Trend's 15 Books in 15 Minutes
Liking Sarah's post on books below, I figured I'd go ahead and do mine, too. Having basically spent 4 years of my life during grad school reading no fiction, it's really sort of "things I read in high school/undergrad," and "things I've gotten into recently." Here they are, in no particular order.
1.) One Flew Over the Cuckoo's Nest - one of the few pieces of fiction I've actually read more than once. I think a lot of the "counter-culture" stuff is horribly overrated and dated, and I realize a lot of people could level the same charges to this book, but it's still one of my favorites ever. Mercifully, I read the book before the movie, so that I have my own version of McMurphy in my head, rather than Jack Nicholson.
2.) The Heart Is a Lonely Hunter - another of the rare "worth reading more than once" books for me. Carson McCullers is one of the most underrated American authors, and should be included in any discussion of "greatest Southern writers."
3.) Flow My Tears, the Policeman Said - I love a lot of Philip Dick's work, but this may be his best to me.
4.) Heart of Darkness - It's probably cliche, but what Joseph Conrad did with English while not being a native-born English speaker is still mind-blowing.
5.) Catch-22 - had I read this before and not after One Flew Over the Cuckoo's Nest, I would probably feel about it the way I do about Kesey's work. Still, it's one of the 15 best things I ever read, and definitely contributed greatly to my sense of humor.
6.) Her Smoke Rose Up Forever - fortunately, James Tiptree's (Alice Sheldon) work has recently been re-published in an anthology, and it's some of the most powerful science fiction of the twentieth century, with an added bonus of bringing in gender in ways that few sci-fi authors really do.
7.) Native Son - This was one of those books in high school that everybody but me absolutely hated.
8.) The Ghost Writer - while I like all of Philip Roth's Zuckerman books, this is probably my favorite of the Roth books I've read thus far (though I haven't read a lot of his "great" works, specifically American Pastoral).
9.) East of Eden - Grapes of Wrath is a better social work, but I just love the biblical grandeur combined w/verbal simplicity of East of Eden.
10.) God Bless You, Mr.

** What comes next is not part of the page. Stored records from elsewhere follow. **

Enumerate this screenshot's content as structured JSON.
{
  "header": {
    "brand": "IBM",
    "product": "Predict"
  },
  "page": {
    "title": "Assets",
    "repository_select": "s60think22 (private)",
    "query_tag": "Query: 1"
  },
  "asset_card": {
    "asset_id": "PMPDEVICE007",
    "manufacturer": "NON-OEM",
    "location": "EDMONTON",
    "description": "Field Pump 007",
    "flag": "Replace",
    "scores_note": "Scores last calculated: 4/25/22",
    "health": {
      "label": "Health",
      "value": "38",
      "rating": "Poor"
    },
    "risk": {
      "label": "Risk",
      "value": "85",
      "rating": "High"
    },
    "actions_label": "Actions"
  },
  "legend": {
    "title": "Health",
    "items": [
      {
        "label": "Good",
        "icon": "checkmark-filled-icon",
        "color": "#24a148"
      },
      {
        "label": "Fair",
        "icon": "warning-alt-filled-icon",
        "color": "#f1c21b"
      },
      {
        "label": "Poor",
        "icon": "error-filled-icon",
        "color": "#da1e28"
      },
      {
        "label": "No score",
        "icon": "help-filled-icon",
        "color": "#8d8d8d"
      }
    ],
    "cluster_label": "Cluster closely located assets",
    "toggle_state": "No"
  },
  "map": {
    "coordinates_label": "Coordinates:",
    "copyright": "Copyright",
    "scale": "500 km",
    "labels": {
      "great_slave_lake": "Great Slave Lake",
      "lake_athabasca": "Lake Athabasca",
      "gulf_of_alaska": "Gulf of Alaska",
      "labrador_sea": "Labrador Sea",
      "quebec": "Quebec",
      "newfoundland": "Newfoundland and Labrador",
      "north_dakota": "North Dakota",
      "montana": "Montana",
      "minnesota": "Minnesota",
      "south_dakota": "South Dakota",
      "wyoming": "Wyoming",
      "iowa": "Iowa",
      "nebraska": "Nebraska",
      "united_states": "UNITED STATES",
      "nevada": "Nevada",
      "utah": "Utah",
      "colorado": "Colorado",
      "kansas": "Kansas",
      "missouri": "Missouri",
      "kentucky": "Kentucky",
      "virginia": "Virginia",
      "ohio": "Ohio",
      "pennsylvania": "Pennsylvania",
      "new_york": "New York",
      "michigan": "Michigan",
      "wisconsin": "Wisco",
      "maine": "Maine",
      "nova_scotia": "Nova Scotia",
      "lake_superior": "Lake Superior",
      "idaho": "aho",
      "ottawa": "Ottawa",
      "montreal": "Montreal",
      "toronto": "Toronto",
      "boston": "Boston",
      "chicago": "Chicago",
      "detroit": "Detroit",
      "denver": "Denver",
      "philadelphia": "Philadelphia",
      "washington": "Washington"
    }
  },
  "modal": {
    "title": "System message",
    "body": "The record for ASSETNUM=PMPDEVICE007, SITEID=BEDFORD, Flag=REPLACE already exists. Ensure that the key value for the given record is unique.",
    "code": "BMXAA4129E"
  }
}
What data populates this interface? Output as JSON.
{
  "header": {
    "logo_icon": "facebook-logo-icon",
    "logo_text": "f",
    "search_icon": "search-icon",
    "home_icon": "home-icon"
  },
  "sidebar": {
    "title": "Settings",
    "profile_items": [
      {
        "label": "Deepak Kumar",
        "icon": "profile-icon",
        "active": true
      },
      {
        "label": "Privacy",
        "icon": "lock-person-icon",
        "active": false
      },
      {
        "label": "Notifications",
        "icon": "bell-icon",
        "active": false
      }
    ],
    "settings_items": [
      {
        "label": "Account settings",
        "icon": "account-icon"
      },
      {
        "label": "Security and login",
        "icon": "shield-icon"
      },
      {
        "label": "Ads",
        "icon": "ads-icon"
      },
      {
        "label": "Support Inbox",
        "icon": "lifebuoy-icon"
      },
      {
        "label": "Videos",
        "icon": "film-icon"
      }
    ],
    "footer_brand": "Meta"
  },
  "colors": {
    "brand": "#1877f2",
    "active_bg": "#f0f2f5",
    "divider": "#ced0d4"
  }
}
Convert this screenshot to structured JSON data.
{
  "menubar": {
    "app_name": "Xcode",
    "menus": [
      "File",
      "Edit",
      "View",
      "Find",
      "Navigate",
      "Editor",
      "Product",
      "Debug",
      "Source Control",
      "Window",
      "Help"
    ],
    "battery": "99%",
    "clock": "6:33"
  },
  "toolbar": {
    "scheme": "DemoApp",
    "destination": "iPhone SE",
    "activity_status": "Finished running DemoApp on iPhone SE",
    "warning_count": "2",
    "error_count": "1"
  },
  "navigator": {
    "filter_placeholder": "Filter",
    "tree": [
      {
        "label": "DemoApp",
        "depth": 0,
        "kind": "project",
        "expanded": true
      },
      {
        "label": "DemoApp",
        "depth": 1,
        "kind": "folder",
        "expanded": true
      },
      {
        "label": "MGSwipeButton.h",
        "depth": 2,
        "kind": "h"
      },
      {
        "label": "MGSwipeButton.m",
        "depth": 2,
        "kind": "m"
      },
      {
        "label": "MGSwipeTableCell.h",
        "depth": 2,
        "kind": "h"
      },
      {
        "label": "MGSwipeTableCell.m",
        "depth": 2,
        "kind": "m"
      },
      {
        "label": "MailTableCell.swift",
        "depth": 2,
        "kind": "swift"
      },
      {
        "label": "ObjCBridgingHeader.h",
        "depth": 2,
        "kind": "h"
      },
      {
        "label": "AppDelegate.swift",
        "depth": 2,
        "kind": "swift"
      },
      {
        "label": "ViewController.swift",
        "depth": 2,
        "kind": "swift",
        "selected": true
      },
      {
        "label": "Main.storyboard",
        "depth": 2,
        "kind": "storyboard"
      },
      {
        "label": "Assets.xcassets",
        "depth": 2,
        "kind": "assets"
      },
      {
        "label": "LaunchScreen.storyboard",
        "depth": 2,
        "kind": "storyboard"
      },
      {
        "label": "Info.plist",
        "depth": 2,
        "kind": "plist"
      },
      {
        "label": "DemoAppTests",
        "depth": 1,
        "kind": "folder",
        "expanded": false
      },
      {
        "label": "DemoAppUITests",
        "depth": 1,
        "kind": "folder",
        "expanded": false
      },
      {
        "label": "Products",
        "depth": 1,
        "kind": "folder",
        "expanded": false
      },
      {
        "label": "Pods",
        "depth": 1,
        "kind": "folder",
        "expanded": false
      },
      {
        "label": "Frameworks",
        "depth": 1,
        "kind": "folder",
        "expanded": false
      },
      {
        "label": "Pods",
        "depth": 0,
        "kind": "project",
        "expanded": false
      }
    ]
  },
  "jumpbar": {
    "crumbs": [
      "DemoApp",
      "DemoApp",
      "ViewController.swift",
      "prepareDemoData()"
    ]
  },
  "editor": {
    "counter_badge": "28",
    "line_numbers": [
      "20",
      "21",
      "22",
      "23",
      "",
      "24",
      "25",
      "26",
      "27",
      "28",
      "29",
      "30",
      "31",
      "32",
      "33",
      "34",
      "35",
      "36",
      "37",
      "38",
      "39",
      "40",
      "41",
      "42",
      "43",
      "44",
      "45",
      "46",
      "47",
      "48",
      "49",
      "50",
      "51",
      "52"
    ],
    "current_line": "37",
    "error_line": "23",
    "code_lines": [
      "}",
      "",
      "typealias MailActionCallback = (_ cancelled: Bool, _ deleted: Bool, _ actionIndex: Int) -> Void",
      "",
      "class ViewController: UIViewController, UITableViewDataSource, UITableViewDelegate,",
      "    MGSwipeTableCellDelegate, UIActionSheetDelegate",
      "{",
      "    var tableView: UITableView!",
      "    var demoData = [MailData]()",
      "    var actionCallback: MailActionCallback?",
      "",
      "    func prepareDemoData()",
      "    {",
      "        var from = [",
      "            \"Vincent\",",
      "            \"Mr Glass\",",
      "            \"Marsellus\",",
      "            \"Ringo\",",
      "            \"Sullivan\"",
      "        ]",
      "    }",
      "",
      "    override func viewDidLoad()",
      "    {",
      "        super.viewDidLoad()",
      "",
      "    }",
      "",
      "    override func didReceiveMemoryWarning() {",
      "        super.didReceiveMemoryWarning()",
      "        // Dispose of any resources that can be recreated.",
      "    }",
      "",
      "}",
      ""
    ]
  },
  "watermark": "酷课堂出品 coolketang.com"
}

Rosewater - I went through nearly all of Vonnegut's works as a teenager (which seems like a very teenager-thing to do in retrospect), and while I may have liked a few others more at the time (Breakfast of Champions, Slaughterhouse Five, Cat's Cradle), for whatever reason, this is the one that really stuck with me.
11.) The USA Trilogy - literary and narrative experimentation can fall flat, or can be outstanding; Dos Passos' trilogy is probably one of the best of examples of experimentation and innovation at its finest.
12.) Grande Sertao: Veredas - the greatest piece of literature in Portuguese, ever (including Saramango). Unfortunately, Guimaraes Rosa's innovation and playing with language and narration (600 pages, no chapters, no breaks) also makes it damn-near untranslatable.
13.) The Big Sleep - Chandler has better works, perhaps (Lady in the Lake, The Long Goodbye), but this was the first I read, and the first that got me into good noir fiction from the 30s, 40s, and 50s.
14.) Vidas Secas - Another great Brazilian work about a poor family in the dry backlands of Brazil - just a great, simple, beautiful, and heart-breaking story.
15.) The Tin Drum - To this day, I have no clue what at least half of that book was about. But damn if I didn't love it from start to finish. I may even go back some day and give it another go, just to see if I can make more sense of it than I did when I was 16.